Em termos de implantação de parcelamentos do solo, efetivando a política do BNH, no território municipal de Olinda, além do caso de Peixinhos, surgiram aqueles vinculados às cinco etapas do conjunto habitacional do Rio Doce, o do Instituto de Orientação às Cooperativas Habitacionais (Inocoop), o que implantaria o conjunto habitacional conhecido como Ouro Preto Cohab e os projetos-empresa, tanto o da Novolinda, que originaria o conjunto Jardim Brasil, como o da Ciro, com a construção da Cidade Tabajara.

Para retomar os escritos de Novaes (1990, p.68), em sua obra com a qual procurou descrever a evolução urbana de Olinda e atentando-se, mais especificamente, à questão de obras de infraestrutura, ele comentou que:

Houve nos primeiros anos de funcionamento do BNH, um açodamento de empresários, em construir grandes conjuntos, sem que as obras de infra-estrutura estivessem prontas ou então em lugares onde fosse inexistente essa infra-estrutura. Tal foi o caso de enormes conjuntos como a Cidade Tabajara, parte em Olinda e parte em Paulista, que a COHAB assumiu com a falência da empresa Tabajara, para realizar as obras complementares necessárias. Em virtude desses abusos o BNH houve por bem determinar, em 1972, que as Cohabs, Inocoops e também empresas particulares, atacassem primeiro as obras de infra estrutura [sic] dos conjuntos habitacionais, antes de erguer as casas, passando a fazer o financiamento dessas obras diretamente, o que antes era feito por diversos órgãos, resultando numa falta de coordenação.
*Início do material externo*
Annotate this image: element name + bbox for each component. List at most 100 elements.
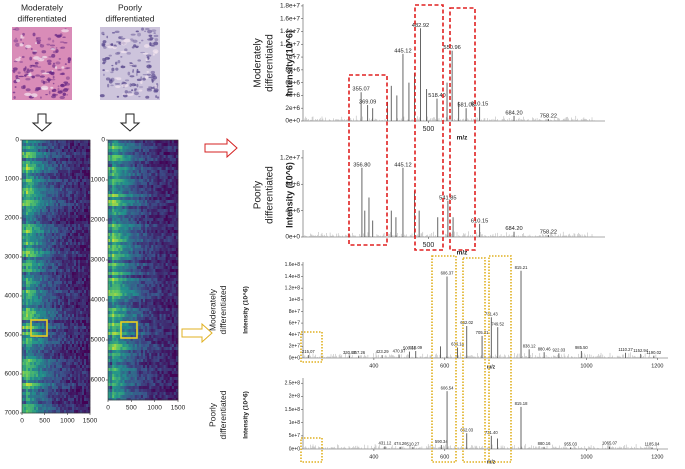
- heatmap-cell: [86, 230, 89, 234]
- heatmap-cell: [169, 158, 173, 162]
- heatmap-cell: [145, 266, 148, 270]
- heatmap-cell: [157, 236, 160, 240]
- heatmap-cell: [68, 185, 71, 189]
- heatmap-cell: [22, 320, 25, 324]
- heatmap-cell: [24, 407, 27, 411]
- heatmap-cell: [30, 182, 33, 186]
- heatmap-cell: [50, 206, 53, 210]
- heatmap-cell: [120, 212, 123, 216]
- heatmap-cell: [66, 308, 69, 312]
- heatmap-cell: [56, 371, 59, 375]
- heatmap-cell: [24, 248, 27, 252]
- lumen: [40, 85, 49, 90]
- heatmap-cell: [169, 272, 173, 276]
- heatmap-cell: [149, 185, 152, 189]
- heatmap-cell: [130, 176, 134, 180]
- heatmap-cell: [114, 140, 117, 144]
- heatmap-cell: [153, 155, 156, 159]
- heatmap-cell: [60, 242, 63, 246]
- heatmap-cell: [157, 260, 160, 264]
- heatmap-cell: [163, 251, 166, 255]
- heatmap-cell: [84, 341, 87, 345]
- heatmap-cell: [42, 239, 45, 243]
- heatmap-cell: [74, 239, 77, 243]
- heatmap-cell: [36, 338, 39, 342]
- heatmap-cell: [46, 404, 49, 408]
- heatmap-cell: [68, 341, 71, 345]
- heatmap-cell: [140, 257, 144, 261]
- heatmap-cell: [149, 260, 152, 264]
- heatmap-cell: [112, 263, 115, 267]
- heatmap-cell: [72, 407, 75, 411]
- heatmap-cell: [56, 152, 59, 156]
- heatmap-cell: [140, 212, 144, 216]
- heatmap-cell: [24, 347, 27, 351]
- heatmap-cell: [74, 290, 77, 294]
- heatmap-cell: [68, 407, 71, 411]
- heatmap-cell: [60, 278, 63, 282]
- heatmap-cell: [116, 263, 119, 267]
- heatmap-cell: [64, 386, 67, 390]
- heatmap-cell: [30, 203, 33, 207]
- heatmap-cell: [171, 206, 175, 210]
- heatmap-cell: [26, 242, 29, 246]
- heatmap-cell: [34, 365, 37, 369]
- heatmap-cell: [157, 164, 160, 168]
- heatmap-cell: [134, 254, 138, 258]
- heatmap-cell: [52, 269, 55, 273]
- heatmap-cell: [66, 326, 69, 330]
- heatmap-cell: [30, 305, 33, 309]
- heatmap-cell: [145, 161, 148, 165]
- heatmap-cell: [163, 248, 166, 252]
- nucleus: [154, 38, 159, 42]
- heatmap-cell: [173, 146, 177, 150]
- heatmap-cell: [62, 173, 65, 177]
- heatmap-cell: [44, 149, 47, 153]
- heatmap-cell: [78, 323, 81, 327]
- heatmap-cell: [165, 260, 169, 264]
- heatmap-cell: [124, 146, 127, 150]
- heatmap-cell: [56, 392, 59, 396]
- heatmap-cell: [26, 239, 29, 243]
- heatmap-cell: [54, 410, 57, 414]
- heatmap-cell: [32, 404, 35, 408]
- heatmap-cell: [36, 296, 39, 300]
- heatmap-cell: [147, 209, 150, 213]
- heatmap-cell: [171, 221, 175, 225]
- heatmap-cell: [62, 383, 65, 387]
- heatmap-cell: [30, 398, 33, 402]
- heatmap-cell: [165, 164, 169, 168]
- heatmap-cell: [112, 212, 115, 216]
- heatmap-cell: [165, 149, 169, 153]
- heatmap-cell: [52, 332, 55, 336]
- heatmap-cell: [44, 173, 47, 177]
- heatmap-cell: [28, 164, 31, 168]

Possivelmente, as análises dessas implicações, no contexto do BNH, tenham motivado Pessôa (1982, p.89) a declarar, atentando-se a questões jurídicas, que “a ideologia que se implanta a partir da segunda metade da década de 1960, embora assemelhada em alguns pontos com a do início dos anos 1930, tem total dessemelhança com ela em relação ao uso social da propriedade urbana.”